- Born: 28 November 1938 (age 87) Palermo, Sicily, Italy
- Other names: "Tonton Settimo"
- Occupations: Mafia boss Head of the Sicilian Mafia Commission
- Criminal status: Imprisoned since 2018
- Allegiance: Pagliarelli Mafia family / Sicilian Mafia

= Settimo Mineo =

Italian member of the Sicilian Mafia

Settimo Mineo (/it/; born 28 November 1938) is an Italian member of the Sicilian Mafia, capo of the Pagliarelli Mafia family and eventually of the Pagliarelli mandamento from Palermo, until his arrest in 2018.

== Biography ==
Settimo Mineo, known as "Tonton Settimo", was born in Palermo in 1938. He officially owns a jewelry shop in the Palermo, but is considered the oldest boss of the Sicilian Mafia. In 1982, he escaped an ambush that cost the life of his brother Giuseppe, while in 1981 his brother Antonino was murdered. Testified against by pentito Tommaso Buscetta, he was sentenced to five years in prison in the Maxi Trial. After he was released from prison, he was then re-arrested in 2006 and sentenced in the "Gotha" trial. He was released in 2013 by decision of the Supreme Court of Cassation.

Despite being a former associate of Antonio Rotolo, a historical ally of the Corleonesi, in recent years Mineo made alliances with the cousins Franco and Tommaso Inzerillo, members of the Inzerillo Mafia clan and had as his right-hand man, Salvatore Sorrentino, all of them known rivals of Rotolo and of the Corleonesi, showing that Settimo Mineo had changed sides inside the Cosa Nostra.

On 29 May 2018, Mineo was elected the new head of the Sicilian Mafia Commission after the death of Salvatore Riina. On 4 December 2018, he was re-arrested in the operation "Cupola 2.0" conducted by the Carabinieri, on charges to be the new head of the "Dome" of Cosa Nostra.

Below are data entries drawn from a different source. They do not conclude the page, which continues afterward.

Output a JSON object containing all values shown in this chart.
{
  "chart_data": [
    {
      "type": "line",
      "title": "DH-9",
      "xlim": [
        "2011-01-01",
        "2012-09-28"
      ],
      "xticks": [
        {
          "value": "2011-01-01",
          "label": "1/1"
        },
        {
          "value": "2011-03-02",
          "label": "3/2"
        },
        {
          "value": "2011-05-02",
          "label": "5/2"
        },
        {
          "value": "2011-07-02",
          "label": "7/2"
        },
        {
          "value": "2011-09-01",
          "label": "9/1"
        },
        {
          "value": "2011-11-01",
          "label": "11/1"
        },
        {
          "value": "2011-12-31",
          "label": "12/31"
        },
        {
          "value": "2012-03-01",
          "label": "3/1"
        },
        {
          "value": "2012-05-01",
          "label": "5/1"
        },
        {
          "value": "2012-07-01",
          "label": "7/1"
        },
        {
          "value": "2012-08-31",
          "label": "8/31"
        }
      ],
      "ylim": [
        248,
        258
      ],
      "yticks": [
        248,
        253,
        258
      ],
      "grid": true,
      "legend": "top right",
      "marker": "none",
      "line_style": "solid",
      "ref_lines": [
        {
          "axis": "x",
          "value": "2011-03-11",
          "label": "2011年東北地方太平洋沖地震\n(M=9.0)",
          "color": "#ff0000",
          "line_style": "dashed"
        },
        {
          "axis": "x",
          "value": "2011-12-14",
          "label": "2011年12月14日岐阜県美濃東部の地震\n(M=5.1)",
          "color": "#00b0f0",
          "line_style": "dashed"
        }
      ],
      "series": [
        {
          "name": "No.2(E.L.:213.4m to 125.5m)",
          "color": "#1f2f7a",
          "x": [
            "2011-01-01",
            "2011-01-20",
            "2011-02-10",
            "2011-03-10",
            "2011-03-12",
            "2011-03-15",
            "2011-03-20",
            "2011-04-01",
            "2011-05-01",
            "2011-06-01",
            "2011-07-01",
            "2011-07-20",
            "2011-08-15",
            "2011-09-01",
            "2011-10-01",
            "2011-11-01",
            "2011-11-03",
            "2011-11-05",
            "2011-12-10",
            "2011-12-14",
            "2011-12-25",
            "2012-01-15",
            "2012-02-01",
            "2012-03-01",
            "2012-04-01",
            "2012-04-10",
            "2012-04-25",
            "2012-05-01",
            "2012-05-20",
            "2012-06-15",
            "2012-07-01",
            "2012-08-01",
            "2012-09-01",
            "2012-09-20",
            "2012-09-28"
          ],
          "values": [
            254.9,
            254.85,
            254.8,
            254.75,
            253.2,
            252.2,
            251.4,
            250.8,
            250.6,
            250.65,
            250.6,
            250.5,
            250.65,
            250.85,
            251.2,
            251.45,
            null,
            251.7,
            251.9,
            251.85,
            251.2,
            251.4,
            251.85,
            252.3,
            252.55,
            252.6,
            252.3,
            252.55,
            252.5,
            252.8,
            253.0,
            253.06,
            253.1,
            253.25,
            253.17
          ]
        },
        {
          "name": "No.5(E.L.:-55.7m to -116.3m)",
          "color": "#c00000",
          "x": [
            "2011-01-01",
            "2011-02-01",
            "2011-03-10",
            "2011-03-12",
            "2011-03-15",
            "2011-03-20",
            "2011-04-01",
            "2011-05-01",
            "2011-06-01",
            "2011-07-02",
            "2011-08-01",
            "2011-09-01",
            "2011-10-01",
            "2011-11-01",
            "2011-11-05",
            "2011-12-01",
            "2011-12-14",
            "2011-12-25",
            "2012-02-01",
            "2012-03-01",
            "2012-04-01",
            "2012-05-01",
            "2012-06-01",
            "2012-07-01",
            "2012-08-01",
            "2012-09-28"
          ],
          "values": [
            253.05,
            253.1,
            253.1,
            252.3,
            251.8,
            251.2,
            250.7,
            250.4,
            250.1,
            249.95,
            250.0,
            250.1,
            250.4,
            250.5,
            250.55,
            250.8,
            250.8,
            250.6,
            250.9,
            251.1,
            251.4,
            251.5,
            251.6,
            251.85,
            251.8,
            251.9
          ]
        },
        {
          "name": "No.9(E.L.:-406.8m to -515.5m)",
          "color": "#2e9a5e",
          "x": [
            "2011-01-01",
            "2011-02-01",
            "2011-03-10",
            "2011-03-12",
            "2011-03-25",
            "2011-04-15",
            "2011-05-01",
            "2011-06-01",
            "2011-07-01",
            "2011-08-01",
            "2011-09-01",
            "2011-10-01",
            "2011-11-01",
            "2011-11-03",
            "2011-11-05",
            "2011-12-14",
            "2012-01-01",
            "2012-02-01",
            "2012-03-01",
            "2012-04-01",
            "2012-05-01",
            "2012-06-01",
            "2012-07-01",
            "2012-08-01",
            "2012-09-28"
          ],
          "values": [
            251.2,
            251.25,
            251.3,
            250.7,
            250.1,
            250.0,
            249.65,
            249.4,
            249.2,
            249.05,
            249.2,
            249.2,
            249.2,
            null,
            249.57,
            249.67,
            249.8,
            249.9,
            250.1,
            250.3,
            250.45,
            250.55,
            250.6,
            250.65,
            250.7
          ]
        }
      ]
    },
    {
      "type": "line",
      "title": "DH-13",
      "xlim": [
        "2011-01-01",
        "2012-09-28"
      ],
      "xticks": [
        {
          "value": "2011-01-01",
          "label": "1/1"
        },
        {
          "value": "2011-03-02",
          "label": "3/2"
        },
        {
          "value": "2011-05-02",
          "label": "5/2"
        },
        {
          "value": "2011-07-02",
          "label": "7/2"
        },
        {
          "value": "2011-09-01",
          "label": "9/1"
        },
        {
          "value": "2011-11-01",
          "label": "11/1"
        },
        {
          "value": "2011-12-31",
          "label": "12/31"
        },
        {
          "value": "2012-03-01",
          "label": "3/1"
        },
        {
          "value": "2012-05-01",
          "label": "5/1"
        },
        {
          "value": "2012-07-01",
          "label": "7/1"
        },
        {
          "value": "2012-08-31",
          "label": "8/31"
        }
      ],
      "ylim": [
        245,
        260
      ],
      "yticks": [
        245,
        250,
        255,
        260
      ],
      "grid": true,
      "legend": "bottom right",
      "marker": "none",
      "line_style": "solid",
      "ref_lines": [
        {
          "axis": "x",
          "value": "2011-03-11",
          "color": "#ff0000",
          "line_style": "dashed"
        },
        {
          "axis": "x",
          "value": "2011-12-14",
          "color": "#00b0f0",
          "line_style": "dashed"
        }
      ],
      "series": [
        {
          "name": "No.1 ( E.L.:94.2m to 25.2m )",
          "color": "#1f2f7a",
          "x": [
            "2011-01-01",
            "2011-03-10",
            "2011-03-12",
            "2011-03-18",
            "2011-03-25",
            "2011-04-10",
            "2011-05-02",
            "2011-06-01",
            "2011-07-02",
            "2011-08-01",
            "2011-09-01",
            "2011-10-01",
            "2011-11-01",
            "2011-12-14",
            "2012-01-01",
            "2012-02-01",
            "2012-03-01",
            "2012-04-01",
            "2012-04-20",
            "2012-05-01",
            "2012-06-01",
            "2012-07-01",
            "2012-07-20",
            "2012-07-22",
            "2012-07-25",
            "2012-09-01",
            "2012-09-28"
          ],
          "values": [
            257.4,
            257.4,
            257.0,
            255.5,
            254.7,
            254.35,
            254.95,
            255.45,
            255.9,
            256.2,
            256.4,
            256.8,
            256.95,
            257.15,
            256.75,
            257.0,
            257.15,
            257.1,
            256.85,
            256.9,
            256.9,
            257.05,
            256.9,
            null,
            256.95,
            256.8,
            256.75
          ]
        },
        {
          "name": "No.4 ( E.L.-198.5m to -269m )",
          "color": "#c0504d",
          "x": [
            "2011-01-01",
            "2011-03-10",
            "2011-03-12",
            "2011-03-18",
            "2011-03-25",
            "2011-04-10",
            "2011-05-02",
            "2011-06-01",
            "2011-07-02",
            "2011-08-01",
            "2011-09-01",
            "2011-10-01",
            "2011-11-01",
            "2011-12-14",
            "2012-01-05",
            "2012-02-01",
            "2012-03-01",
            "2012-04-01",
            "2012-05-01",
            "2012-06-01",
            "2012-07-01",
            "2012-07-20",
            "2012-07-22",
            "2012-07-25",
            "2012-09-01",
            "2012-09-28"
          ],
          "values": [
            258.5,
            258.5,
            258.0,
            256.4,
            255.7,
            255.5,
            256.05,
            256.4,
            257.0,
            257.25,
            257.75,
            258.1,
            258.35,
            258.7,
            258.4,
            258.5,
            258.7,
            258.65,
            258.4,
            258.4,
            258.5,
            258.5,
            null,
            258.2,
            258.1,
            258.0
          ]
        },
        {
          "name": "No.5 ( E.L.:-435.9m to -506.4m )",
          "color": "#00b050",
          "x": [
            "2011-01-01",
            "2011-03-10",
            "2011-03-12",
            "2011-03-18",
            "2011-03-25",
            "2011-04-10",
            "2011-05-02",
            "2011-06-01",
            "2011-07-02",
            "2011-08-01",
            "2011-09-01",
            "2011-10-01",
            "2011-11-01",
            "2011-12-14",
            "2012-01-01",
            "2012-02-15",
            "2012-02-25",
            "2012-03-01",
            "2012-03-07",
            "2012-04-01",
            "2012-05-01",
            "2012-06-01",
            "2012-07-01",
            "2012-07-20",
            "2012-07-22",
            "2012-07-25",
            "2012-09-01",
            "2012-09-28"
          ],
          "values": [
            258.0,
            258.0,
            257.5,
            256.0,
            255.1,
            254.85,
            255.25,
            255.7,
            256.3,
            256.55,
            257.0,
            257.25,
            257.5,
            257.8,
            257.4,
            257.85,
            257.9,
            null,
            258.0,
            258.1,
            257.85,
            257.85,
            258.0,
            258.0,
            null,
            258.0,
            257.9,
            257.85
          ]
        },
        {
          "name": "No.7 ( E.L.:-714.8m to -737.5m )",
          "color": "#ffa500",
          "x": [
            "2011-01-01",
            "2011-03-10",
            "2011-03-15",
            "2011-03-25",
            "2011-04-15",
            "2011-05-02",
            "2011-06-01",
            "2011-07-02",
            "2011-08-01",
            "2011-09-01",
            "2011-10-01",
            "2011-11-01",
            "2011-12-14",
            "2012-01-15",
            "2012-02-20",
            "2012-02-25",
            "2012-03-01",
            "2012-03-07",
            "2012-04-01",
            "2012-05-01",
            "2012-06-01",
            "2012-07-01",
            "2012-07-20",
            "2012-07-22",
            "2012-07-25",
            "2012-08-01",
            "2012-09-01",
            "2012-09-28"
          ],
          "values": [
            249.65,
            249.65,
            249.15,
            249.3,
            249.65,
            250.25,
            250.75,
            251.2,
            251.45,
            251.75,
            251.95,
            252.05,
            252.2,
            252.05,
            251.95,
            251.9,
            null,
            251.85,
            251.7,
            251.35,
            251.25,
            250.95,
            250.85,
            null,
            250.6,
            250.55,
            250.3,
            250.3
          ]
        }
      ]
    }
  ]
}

According to investigators, after Mineo's arrest, he was replaced by Giuseppe Calvaruso as the new head of the Pagliarelli mandamento. Calvaruso was Settimo Mineo's most trusted man, and is known for his peculiar and very modern entrepreneurial attitude in managing the Pagliarelli mandamento.

== Personal life ==
Before his arrest, Mineo was known for his charisma and mediation skills; he did not use mobile phones for fear of being intercepted, and also moved on foot, even to visit other Mafia bosses. Mineo and his wife would go to mass at the Church of San Giovanni Decollato in Ballarò, Palermo, and for a year even participated in a volunteer project of the church, involved in an after-school program for children at the church.